After a month of being on the defensive, U.S. Senate candidate Sue Lowden on Friday released a new TV ad slamming U.S. Sen. Harry Reid and her GOP primary opponents for "lies and dirty tricks" and mocking her for saying people can barter with doctors.
The Democratic Party and Reid's re-election campaign have made endless fun of Lowden for defending her bartering comments by saying that in the old days people even traded chickens for health care. Videos lampooning Lowden have been riding the talk show and Internet circuits since she first suggested bartering during a town hall meeting in Mesquite.
In her new 30-second spot, Lowden takes on Reid and her closest GOP rival, Danny Tarkanian, who has been criticizing her for donating to Reid's Democratic campaigns during the 1980s.
"Why are Harry Reid and my opponents attacking me?" Lowden asks in the ad. "Because my conservative ideas are a threat to career politicians like them. They want to make this about chickens and checks -- a check I wrote decades ago and a statement they've taken out of context."
The Reid campaign jumped on Lowden's contention her remarks were taken out of context, saying she clearly suggested people could save money by bartering with doctors. She repeated the idea while defending her bartering comments during an interview on a Northern Nevada news program.
"You know, before we all started having health care, in the olden days our grandparents, they would bring a chicken to the doctor, they would say 'I'll paint your house,' " Lowden said on the program. "I mean, that's the old days of what people would do to get health care with your doctors. Doctors are very sympathetic people. I'm not backing down from that system."
Her words "were not taken out of context," said Kelly Steele, communications director for Reid's re-election campaign, who sent out a press release accusing Lowden of a "bald-faced lie."
"It's pretty interesting, and by that I mean pathetic, that a month after the fact, they would resort to lying about what they said after her campaign has spiraled out of control," Steele said in an interview.
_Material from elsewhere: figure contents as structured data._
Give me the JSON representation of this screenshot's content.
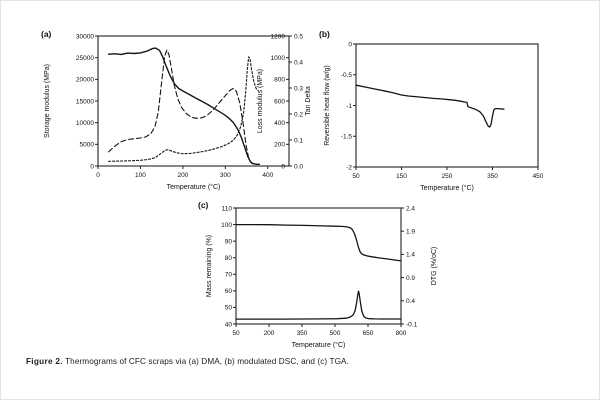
{
  "figure": {
    "caption_label": "Figure 2.",
    "caption_text": "Thermograms of CFC scraps via (a) DMA, (b) modulated DSC, and (c) TGA."
  },
  "chart_data": [
    {
      "id": "dma",
      "panel_label": "(a)",
      "type": "line",
      "xlabel": "Temperature (°C)",
      "x_axis": {
        "min": 0,
        "max": 450,
        "tick_values": [
          0,
          100,
          200,
          300,
          400
        ],
        "tick_labels": [
          "0",
          "100",
          "200",
          "300",
          "400"
        ]
      },
      "y_axes": [
        {
          "id": "storage",
          "side": "left",
          "label": "Storage modulus (MPa)",
          "min": 0,
          "max": 30000,
          "tick_values": [
            0,
            5000,
            10000,
            15000,
            20000,
            25000,
            30000
          ],
          "tick_labels": [
            "0",
            "5000",
            "10000",
            "15000",
            "20000",
            "25000",
            "30000"
          ]
        },
        {
          "id": "loss",
          "side": "right-in",
          "label": "Loss modulus (MPa)",
          "min": 0,
          "max": 1200,
          "tick_values": [
            0,
            200,
            400,
            600,
            800,
            1000,
            1200
          ],
          "tick_labels": [
            "0",
            "200",
            "400",
            "600",
            "800",
            "1000",
            "1200"
          ]
        },
        {
          "id": "tan",
          "side": "right-out",
          "label": "Tan Delta",
          "min": 0,
          "max": 0.5,
          "tick_values": [
            0,
            0.1,
            0.2,
            0.3,
            0.4,
            0.5
          ],
          "tick_labels": [
            "0.0",
            "0.1",
            "0.2",
            "0.3",
            "0.4",
            "0.5"
          ]
        }
      ],
      "series": [
        {
          "id": "storage",
          "name": "Storage modulus",
          "axis": "storage",
          "dash": "solid",
          "width": 1.4,
          "points": [
            [
              25,
              25800
            ],
            [
              40,
              25900
            ],
            [
              55,
              25750
            ],
            [
              70,
              26050
            ],
            [
              85,
              25950
            ],
            [
              100,
              26100
            ],
            [
              115,
              26500
            ],
            [
              128,
              27100
            ],
            [
              136,
              27200
            ],
            [
              145,
              26700
            ],
            [
              152,
              25300
            ],
            [
              160,
              23200
            ],
            [
              170,
              20800
            ],
            [
              180,
              19000
            ],
            [
              190,
              17900
            ],
            [
              200,
              17300
            ],
            [
              215,
              16500
            ],
            [
              230,
              15700
            ],
            [
              245,
              14900
            ],
            [
              260,
              14100
            ],
            [
              275,
              13200
            ],
            [
              290,
              12300
            ],
            [
              300,
              11700
            ],
            [
              310,
              10900
            ],
            [
              320,
              9900
            ],
            [
              330,
              8300
            ],
            [
              338,
              6500
            ],
            [
              346,
              4200
            ],
            [
              353,
              2200
            ],
            [
              359,
              1000
            ],
            [
              365,
              550
            ],
            [
              372,
              420
            ],
            [
              380,
              400
            ]
          ]
        },
        {
          "id": "loss",
          "name": "Loss modulus",
          "axis": "loss",
          "dash": "long",
          "width": 1.1,
          "points": [
            [
              25,
              130
            ],
            [
              40,
              185
            ],
            [
              55,
              225
            ],
            [
              70,
              245
            ],
            [
              85,
              252
            ],
            [
              100,
              258
            ],
            [
              112,
              268
            ],
            [
              124,
              295
            ],
            [
              134,
              360
            ],
            [
              142,
              500
            ],
            [
              150,
              780
            ],
            [
              157,
              1010
            ],
            [
              162,
              1070
            ],
            [
              167,
              1030
            ],
            [
              173,
              900
            ],
            [
              180,
              740
            ],
            [
              188,
              620
            ],
            [
              197,
              540
            ],
            [
              208,
              485
            ],
            [
              220,
              450
            ],
            [
              232,
              440
            ],
            [
              245,
              445
            ],
            [
              258,
              470
            ],
            [
              272,
              520
            ],
            [
              286,
              585
            ],
            [
              300,
              650
            ],
            [
              310,
              695
            ],
            [
              318,
              715
            ],
            [
              326,
              690
            ],
            [
              334,
              580
            ],
            [
              342,
              390
            ],
            [
              349,
              190
            ],
            [
              355,
              70
            ],
            [
              362,
              25
            ],
            [
              370,
              18
            ],
            [
              378,
              15
            ]
          ]
        },
        {
          "id": "tan",
          "name": "Tan delta",
          "axis": "tan",
          "dash": "short",
          "width": 1.1,
          "points": [
            [
              25,
              0.018
            ],
            [
              50,
              0.019
            ],
            [
              75,
              0.02
            ],
            [
              100,
              0.022
            ],
            [
              118,
              0.025
            ],
            [
              135,
              0.032
            ],
            [
              148,
              0.048
            ],
            [
              158,
              0.06
            ],
            [
              165,
              0.063
            ],
            [
              172,
              0.058
            ],
            [
              185,
              0.051
            ],
            [
              200,
              0.047
            ],
            [
              215,
              0.048
            ],
            [
              230,
              0.051
            ],
            [
              245,
              0.055
            ],
            [
              260,
              0.06
            ],
            [
              275,
              0.066
            ],
            [
              290,
              0.074
            ],
            [
              305,
              0.084
            ],
            [
              318,
              0.098
            ],
            [
              328,
              0.118
            ],
            [
              336,
              0.15
            ],
            [
              343,
              0.205
            ],
            [
              348,
              0.285
            ],
            [
              352,
              0.375
            ],
            [
              355,
              0.42
            ],
            [
              358,
              0.412
            ],
            [
              362,
              0.37
            ],
            [
              367,
              0.325
            ],
            [
              372,
              0.3
            ],
            [
              377,
              0.29
            ]
          ]
        }
      ]
    },
    {
      "id": "dsc",
      "panel_label": "(b)",
      "type": "line",
      "xlabel": "Temperature (°C)",
      "x_axis": {
        "min": 50,
        "max": 450,
        "tick_values": [
          50,
          150,
          250,
          350,
          450
        ],
        "tick_labels": [
          "50",
          "150",
          "250",
          "350",
          "450"
        ]
      },
      "y_axes": [
        {
          "id": "heat",
          "side": "left",
          "label": "Reversible heat flow (w/g)",
          "min": -2,
          "max": 0,
          "tick_values": [
            0,
            -0.5,
            -1,
            -1.5,
            -2
          ],
          "tick_labels": [
            "0",
            "-0.5",
            "-1",
            "-1.5",
            "-2"
          ]
        }
      ],
      "series": [
        {
          "id": "heat",
          "name": "Reversible heat flow",
          "axis": "heat",
          "dash": "solid",
          "width": 1.3,
          "points": [
            [
              50,
              -0.67
            ],
            [
              70,
              -0.7
            ],
            [
              90,
              -0.73
            ],
            [
              110,
              -0.76
            ],
            [
              130,
              -0.79
            ],
            [
              150,
              -0.83
            ],
            [
              165,
              -0.845
            ],
            [
              180,
              -0.855
            ],
            [
              200,
              -0.87
            ],
            [
              220,
              -0.885
            ],
            [
              240,
              -0.895
            ],
            [
              255,
              -0.905
            ],
            [
              268,
              -0.915
            ],
            [
              280,
              -0.93
            ],
            [
              290,
              -0.945
            ],
            [
              294,
              -0.95
            ],
            [
              296,
              -1.02
            ],
            [
              302,
              -1.035
            ],
            [
              312,
              -1.06
            ],
            [
              322,
              -1.1
            ],
            [
              330,
              -1.17
            ],
            [
              336,
              -1.27
            ],
            [
              341,
              -1.34
            ],
            [
              344,
              -1.35
            ],
            [
              347,
              -1.3
            ],
            [
              350,
              -1.17
            ],
            [
              353,
              -1.07
            ],
            [
              356,
              -1.05
            ],
            [
              362,
              -1.05
            ],
            [
              368,
              -1.055
            ],
            [
              375,
              -1.06
            ]
          ]
        }
      ]
    },
    {
      "id": "tga",
      "panel_label": "(c)",
      "type": "line",
      "xlabel": "Temperature (°C)",
      "x_axis": {
        "min": 50,
        "max": 800,
        "tick_values": [
          50,
          200,
          350,
          500,
          650,
          800
        ],
        "tick_labels": [
          "50",
          "200",
          "350",
          "500",
          "650",
          "800"
        ]
      },
      "y_axes": [
        {
          "id": "mass",
          "side": "left",
          "label": "Mass remaining (%)",
          "min": 40,
          "max": 110,
          "tick_values": [
            40,
            50,
            60,
            70,
            80,
            90,
            100,
            110
          ],
          "tick_labels": [
            "40",
            "50",
            "60",
            "70",
            "80",
            "90",
            "100",
            "110"
          ]
        },
        {
          "id": "dtg",
          "side": "right-out",
          "label": "DTG (%/oC)",
          "min": -0.1,
          "max": 2.4,
          "tick_values": [
            -0.1,
            0.4,
            0.9,
            1.4,
            1.9,
            2.4
          ],
          "tick_labels": [
            "-0.1",
            "0.4",
            "0.9",
            "1.4",
            "1.9",
            "2.4"
          ]
        }
      ],
      "series": [
        {
          "id": "mass",
          "name": "Mass remaining",
          "axis": "mass",
          "dash": "solid",
          "width": 1.3,
          "points": [
            [
              50,
              100
            ],
            [
              120,
              100
            ],
            [
              200,
              99.9
            ],
            [
              280,
              99.7
            ],
            [
              360,
              99.5
            ],
            [
              440,
              99.2
            ],
            [
              500,
              99.0
            ],
            [
              530,
              98.9
            ],
            [
              555,
              98.6
            ],
            [
              570,
              98.0
            ],
            [
              580,
              96.8
            ],
            [
              590,
              94.0
            ],
            [
              598,
              90.5
            ],
            [
              606,
              86.5
            ],
            [
              613,
              83.8
            ],
            [
              620,
              82.5
            ],
            [
              630,
              81.7
            ],
            [
              645,
              81.1
            ],
            [
              665,
              80.6
            ],
            [
              700,
              79.9
            ],
            [
              740,
              79.2
            ],
            [
              770,
              78.6
            ],
            [
              800,
              78.1
            ]
          ]
        },
        {
          "id": "dtg",
          "name": "DTG",
          "axis": "dtg",
          "dash": "solid",
          "width": 1.3,
          "points": [
            [
              50,
              0.005
            ],
            [
              150,
              0.005
            ],
            [
              250,
              0.006
            ],
            [
              350,
              0.007
            ],
            [
              450,
              0.01
            ],
            [
              510,
              0.015
            ],
            [
              550,
              0.025
            ],
            [
              570,
              0.05
            ],
            [
              583,
              0.1
            ],
            [
              592,
              0.2
            ],
            [
              599,
              0.38
            ],
            [
              604,
              0.55
            ],
            [
              607,
              0.61
            ],
            [
              610,
              0.55
            ],
            [
              615,
              0.38
            ],
            [
              622,
              0.18
            ],
            [
              630,
              0.07
            ],
            [
              640,
              0.03
            ],
            [
              655,
              0.015
            ],
            [
              680,
              0.01
            ],
            [
              720,
              0.008
            ],
            [
              800,
              0.008
            ]
          ]
        }
      ]
    }
  ]
}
Lowden remains the GOP front-runner in the crowded Republican field. Recent polls show the race has tightened ahead of the June 8 primary although she still leads Tarkanian by double digits.
In the ad, Lowden, a former TV news anchor, stands between television sets showing shifting images of Reid, Tarkanian and bits from an attack ad paid for by a Democratic Party front group which shows people making fun of Lowden's bartering remarks.
"That's what's wrong with Washington -- lies and dirty tricks. It's time we pulled the plug on these boys," Lowden says in the ad, then she unplugs the TVs, ending the spot with a big smile.
Jamie Fisfis, a Tarkanian campaign consultant, dismissed Lowden's attempt to go after her critics and opponents, saying she "is basically blaming others for her own political blunders."
"She mismanaged Nevada's 2008 Republican campaign effort, and now she's the one who yanked the plug on her own embarrassingly bad U.S. Senate campaign with her remarks on health care," Fisfis said, referring to Lowden's three-year stint as chairwoman of the Nevada Republican Party.
Tarkanian has scolded Lowden for contributing at least $1,000 five times each to Reid's House and Senate campaigns in the 1980s, saying she helped put him in power. Lowden has defended her support for Reid, arguing he used to work for Nevada, but has since changed.
"She claims she wants to run on her record, but her record includes helping Harry Reid defeat Republicans," Fisfis said. "Those are her own actions. She has no one to blame but herself."
Lowden, a casino executive and former state senator, sent out copies of her new TV ad in a fundraising appeal to supporters, asking for money to keep the commercial on the air.
Her campaign said the ad would air statewide for "as long as necessary."
"My opponents, Harry Reid, big union bosses and the Washington establishment are hard at work distorting my record and trying to defeat me with the same old tired playbook they dust off every time they are down," Lowden writes in the fundraising appeal. "But I'm not afraid of their false attacks and scare tactics. Their attacks only strengthen my resolve."